You can add Red State’s Erick Erickson to the growing list of BUBB conservatives:
We have created a financial situation in this country, with Dodd-Frank and other policies, that have stacked the banks against the American people. They have become so massive that they can do pretty much what they want because they can hire all the lobbyists they need to get what they want from Washington and if they falter or fail, the nation goes belly up.
It is absolutely a conservative imperative to break up the big banks. Conservatism should eschew public-private partnership at this level. The banks have, in effect, become an extension of the government in that they now exist in a wholly symbiotic and unhealthy relationship with Washington. If we want smaller government, we need smaller banks too.
And count in Senator David Vitter, too. Here is what he wrote Ben Bernanke and the Fed:
Placing higher capital requirements on megabanks is a common sense way to fix the dangers of too-big-to-fail. As you have said in the past, research done by the Federal Reserve and other regulators shows the tougher capital requirements will “significantly reduce the threat of a massive financial crisis” while doing little to limit economic growth. The mega banks should bear their own risks and have their financial incentives positively aligned in a way that protect the taxpayers.
Greater capital is essential to withstand inevitable losses in the banking industry. In the 1920s and 1930s, the big New York banks funded 15 to 20 percent of their assets with capital. This enabled them to survive the Great Depression.
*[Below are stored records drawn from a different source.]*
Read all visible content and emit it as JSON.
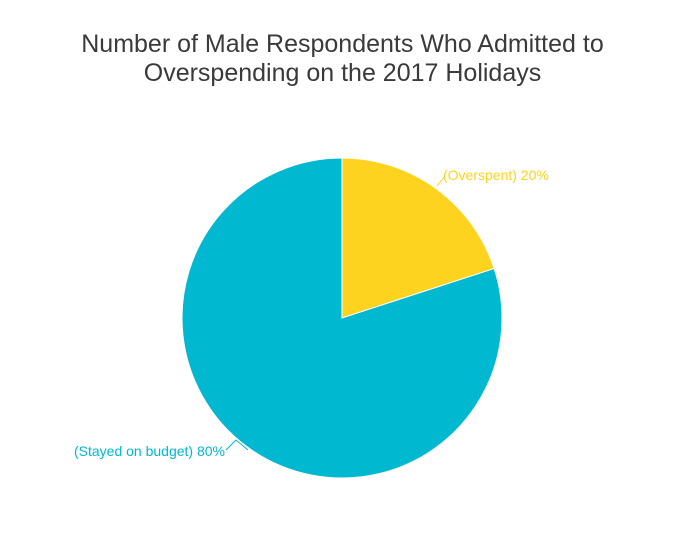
{
  "chart_data": {
    "type": "pie",
    "title_lines": [
      "Number of Male Respondents Who Admitted to",
      "Overspending on the 2017 Holidays"
    ],
    "slices": [
      {
        "label": "(Overspent) 20%",
        "value": 20,
        "color": "#fdd31f"
      },
      {
        "label": "(Stayed on budget) 80%",
        "value": 80,
        "color": "#00b8d0"
      }
    ],
    "start_angle_deg": 0,
    "direction": "clockwise"
  }
}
Now both The Economist and former investment banker Douglas Elliott of the Brookings Institution recently argue against measures to break up the megabanks or nudge them into shrinking. The former highlights the practical problems and thinks
“ring fencing” the “retail and investment-banking arms of universal banks to have their own capital buffers” would suffice. Elliott seems to think we’ve more or less fixed the problem and offers this warning:
Finally, these restructuring proposals represent major, risky experiments. The probability of serious unintended problems is high and the transitional period would be especially fraught with peril. For example, there would be a dramatic shift of business towards financial firms that do not have much experience with the more sophisticated and trickier parts of finance. Unfortunately, there is a long history of medium-sized financial firms blowing up when they expand too rapidly into complex areas, with MF Global as a recent example. It is highly likely that such problems would recur.
It is true that there are risks and problems with a system that includes large banks. However, debate on financial reform often takes as a given that there are only problems and costs, whereas the economic benefits are actually substantial. It is difficult to quantify, but I am confident that the economic benefits of these firms will outweigh their costs in the future under the new regulatory regime. At a minimum, we should certainly be very careful to balance both costs and benefits when considering any of these restructuring proposals.
Seriously? I think we have seen the costs of the current Too Big To Fail experiment and they run into the trillions. And those risks still remain. The TBTF experiment continues. Here is Thomas Hoenig of the FDIC, who has proposed his own BUBB plan, on the costs and benefits:
Finally, even if there are economies of scale or scope, it does not necessarily mean that banks should be allowed to continue to conduct all of their current activities. Whether they should depends on comparing the marginal benefits from the reduced private costs of operation to the social costs associated with financial crises. Given the large costs of the 2007-9 crisis, the efficiencies and cost benefits of size and scope would need to be extremely large.
The Economist and Elliott also seem to ignore the huge rent-seeking and public choice problems of having a such massive amount of concentrated economic power in a position to influence Washington — both politicians and regulators.
This idea is not going away. While there may be disagreement on the exact way of downsizing Big Finance, there is growing agreement over the goal.